Watch Rabbi Sacks’ Shavuot video message, entitled ‘Seasons of Love’, below.
If you look at the Shalosh Regalim, the three pilgrimage festivals, you find something very remarkable, specifically if you look at the megilla that we read on each.
On Pesach we read Shir HaShirim, the song of songs. On Shavuot we read Megilat Ruth, the book of Ruth. And on Sukkot we read Kohelet, the book of Ecclesiastes. And the fascinating thing about those three megilot is that they’re all about love. But they’re about different seasons of love. So Shir HaShirim, the Song of Songs, is about love in the springtime, love when you’re young. The whole book of Shir HaShirim is a duet between two lovers who are obsessed with one another. There’s no mention in the whole book about marriage, children setting up home, responsibilities to the future; all there is is their passion for one another.
Turn to Kohelet, at the other extreme, Kohelet is about the autumn of the year, and it is about the autumn of life. The author of Kohelet is now an old man – Kohelet contains one of the most moving descriptions of old age in all of literature. And he’s looking back and he’s asking what really was worthwhile. And in the end it wasn’t all the houses he built, or the possessions you accumulated. He says, “Re’eh chayim im isha asher ahavta,” “See life with the woman you love.” This is love grown old, grown serene, but it’s still love in the autumn.
Between the two though, at the threshold of summer, is the story of Ruth. Love as chessed, loving-kindness, love as deed. And it is that chessed that, according to the sages, permeates the book from beginning to end. The chessed that Ruth had to her mother-in-law whom she sees as bereaved and bereft, and returning alone to her people, and she says, no, you can’t go alone. I will not leave you. And then Boaz, moved by this kindness he sees on the part of Ruth, and that moves him to extraordinary kindness of his own, taking her as his wife, caring for Naomi, and making sure that they will have a marriage, which will have children, which in the end, four generations down the line has David haMelech, the greatest of Israel’s kings.
This is love as loyalty. This is love as chessed. When [William] Tyndale in 1535 sat down to write the first full English translation of the Hebrew Bible, he had to coin a new word, loving kindness, to translate that word, chessed, which is the very essence of the book of Ruth. And it is that chessed that epitomises the relationship of Israel and God that happened on Shavuot at Mount Sinai.

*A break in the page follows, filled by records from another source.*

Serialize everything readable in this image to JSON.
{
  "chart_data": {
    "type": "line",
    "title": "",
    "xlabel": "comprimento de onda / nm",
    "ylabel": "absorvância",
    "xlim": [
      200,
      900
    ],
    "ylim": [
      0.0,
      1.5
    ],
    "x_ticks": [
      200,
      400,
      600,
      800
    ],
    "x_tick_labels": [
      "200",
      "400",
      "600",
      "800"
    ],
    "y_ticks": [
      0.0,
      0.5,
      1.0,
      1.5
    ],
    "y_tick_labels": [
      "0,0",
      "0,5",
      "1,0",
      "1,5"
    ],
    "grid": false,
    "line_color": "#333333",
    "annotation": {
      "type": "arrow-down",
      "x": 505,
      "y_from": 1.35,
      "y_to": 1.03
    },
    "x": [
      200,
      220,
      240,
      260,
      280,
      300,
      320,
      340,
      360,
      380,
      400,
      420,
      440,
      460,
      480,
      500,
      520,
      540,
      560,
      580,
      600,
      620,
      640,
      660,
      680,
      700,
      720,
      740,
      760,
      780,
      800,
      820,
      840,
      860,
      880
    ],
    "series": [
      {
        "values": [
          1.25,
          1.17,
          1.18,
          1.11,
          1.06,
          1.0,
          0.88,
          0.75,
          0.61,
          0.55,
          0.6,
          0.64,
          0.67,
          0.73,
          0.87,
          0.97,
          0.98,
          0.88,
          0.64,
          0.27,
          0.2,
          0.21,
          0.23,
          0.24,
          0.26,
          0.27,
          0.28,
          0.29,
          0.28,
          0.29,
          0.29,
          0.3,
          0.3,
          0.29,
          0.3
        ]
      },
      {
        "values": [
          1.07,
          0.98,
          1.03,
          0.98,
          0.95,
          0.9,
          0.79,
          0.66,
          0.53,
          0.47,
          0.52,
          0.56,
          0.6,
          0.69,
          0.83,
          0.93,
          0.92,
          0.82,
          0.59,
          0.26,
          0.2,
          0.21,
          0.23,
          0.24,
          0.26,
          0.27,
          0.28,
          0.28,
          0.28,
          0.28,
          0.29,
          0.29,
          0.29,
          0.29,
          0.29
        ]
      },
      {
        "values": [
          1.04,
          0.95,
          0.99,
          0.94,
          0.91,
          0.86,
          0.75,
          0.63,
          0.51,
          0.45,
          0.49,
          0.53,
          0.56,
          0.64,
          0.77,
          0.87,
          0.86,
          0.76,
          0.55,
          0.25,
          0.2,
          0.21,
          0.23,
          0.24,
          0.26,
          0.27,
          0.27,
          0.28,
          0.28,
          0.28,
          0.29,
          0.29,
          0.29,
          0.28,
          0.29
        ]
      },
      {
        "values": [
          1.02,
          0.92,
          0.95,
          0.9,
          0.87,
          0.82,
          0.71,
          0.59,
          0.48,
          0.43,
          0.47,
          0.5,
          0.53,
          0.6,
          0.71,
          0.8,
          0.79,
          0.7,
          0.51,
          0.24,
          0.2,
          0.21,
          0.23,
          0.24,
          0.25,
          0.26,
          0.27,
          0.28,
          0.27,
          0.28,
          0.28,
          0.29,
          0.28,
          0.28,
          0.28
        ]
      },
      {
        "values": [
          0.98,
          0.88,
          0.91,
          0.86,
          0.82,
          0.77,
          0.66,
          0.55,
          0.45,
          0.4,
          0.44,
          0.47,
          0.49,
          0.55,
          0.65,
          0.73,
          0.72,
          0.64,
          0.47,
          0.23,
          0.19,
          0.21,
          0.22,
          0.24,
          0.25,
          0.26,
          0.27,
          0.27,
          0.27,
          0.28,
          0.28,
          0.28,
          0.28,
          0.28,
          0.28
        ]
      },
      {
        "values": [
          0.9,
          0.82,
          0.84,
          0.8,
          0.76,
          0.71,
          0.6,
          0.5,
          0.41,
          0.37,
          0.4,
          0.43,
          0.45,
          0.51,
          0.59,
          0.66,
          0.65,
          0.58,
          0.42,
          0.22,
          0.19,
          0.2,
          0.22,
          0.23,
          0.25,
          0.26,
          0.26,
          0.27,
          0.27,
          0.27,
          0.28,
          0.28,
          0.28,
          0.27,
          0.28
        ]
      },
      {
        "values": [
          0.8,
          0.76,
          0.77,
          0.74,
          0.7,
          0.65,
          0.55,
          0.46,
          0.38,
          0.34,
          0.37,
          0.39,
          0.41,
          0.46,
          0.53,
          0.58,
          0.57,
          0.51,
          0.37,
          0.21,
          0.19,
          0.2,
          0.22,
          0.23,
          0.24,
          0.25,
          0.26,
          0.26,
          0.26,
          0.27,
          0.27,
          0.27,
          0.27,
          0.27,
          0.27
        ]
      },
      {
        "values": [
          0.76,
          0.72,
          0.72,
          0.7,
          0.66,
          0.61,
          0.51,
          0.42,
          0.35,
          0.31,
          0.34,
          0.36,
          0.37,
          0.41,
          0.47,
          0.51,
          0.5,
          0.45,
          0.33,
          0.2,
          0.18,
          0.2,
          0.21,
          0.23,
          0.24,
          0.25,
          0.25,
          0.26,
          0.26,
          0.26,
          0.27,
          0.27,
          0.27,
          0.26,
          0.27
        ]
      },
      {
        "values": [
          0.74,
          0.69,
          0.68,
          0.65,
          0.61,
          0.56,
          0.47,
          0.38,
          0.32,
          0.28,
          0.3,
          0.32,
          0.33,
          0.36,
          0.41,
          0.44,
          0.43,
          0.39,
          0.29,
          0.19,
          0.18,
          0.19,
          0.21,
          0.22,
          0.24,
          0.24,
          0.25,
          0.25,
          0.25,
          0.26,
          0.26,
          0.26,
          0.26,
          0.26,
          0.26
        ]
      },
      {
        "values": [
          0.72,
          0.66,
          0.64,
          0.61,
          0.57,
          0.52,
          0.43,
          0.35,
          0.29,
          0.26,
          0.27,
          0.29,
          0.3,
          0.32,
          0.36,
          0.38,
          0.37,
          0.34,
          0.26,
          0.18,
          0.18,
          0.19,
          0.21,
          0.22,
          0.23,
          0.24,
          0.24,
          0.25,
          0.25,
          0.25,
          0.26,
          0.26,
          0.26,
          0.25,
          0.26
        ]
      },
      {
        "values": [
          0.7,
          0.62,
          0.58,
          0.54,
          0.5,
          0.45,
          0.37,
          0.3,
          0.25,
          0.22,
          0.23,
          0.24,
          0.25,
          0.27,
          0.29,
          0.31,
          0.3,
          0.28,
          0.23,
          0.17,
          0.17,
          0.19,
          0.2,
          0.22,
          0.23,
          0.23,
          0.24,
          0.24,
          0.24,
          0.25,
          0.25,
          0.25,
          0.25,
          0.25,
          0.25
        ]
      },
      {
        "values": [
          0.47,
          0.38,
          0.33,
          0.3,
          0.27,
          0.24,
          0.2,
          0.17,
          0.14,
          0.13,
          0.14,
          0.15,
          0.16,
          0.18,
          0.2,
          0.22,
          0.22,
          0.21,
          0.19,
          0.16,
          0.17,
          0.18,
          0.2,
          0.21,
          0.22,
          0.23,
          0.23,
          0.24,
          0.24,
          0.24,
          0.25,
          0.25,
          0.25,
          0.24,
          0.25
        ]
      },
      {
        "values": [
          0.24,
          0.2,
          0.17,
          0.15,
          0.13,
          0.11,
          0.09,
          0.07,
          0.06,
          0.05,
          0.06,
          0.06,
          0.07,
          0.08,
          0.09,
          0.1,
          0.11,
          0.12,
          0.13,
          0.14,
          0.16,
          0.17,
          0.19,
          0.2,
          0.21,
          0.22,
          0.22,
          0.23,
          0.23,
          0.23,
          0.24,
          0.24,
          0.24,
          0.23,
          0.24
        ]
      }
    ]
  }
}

What happened on that extraordinary moment when God made a covenant with a people was described by the Prophet Hersa as an erusin, “ve’erastich li”, I betrothed you to me forever, I betroth you to me in justice and righteousness and kindness and compassion. I betroth you to me in faith, and you will know the Lord.” That is faith as marriage, love as loyalty, and that is what Shavuot is all about.
In a world where religion is too often associated with extremism, with harshness, with prejudice, and with violence, we would do well to remember that essential message of should epitomised in the book of Ruth, that at the heart of faith is that faithfulness that binds us to one another in the love that is loyalty, and the loyalty that is love. We need more of it today; live it and experience it.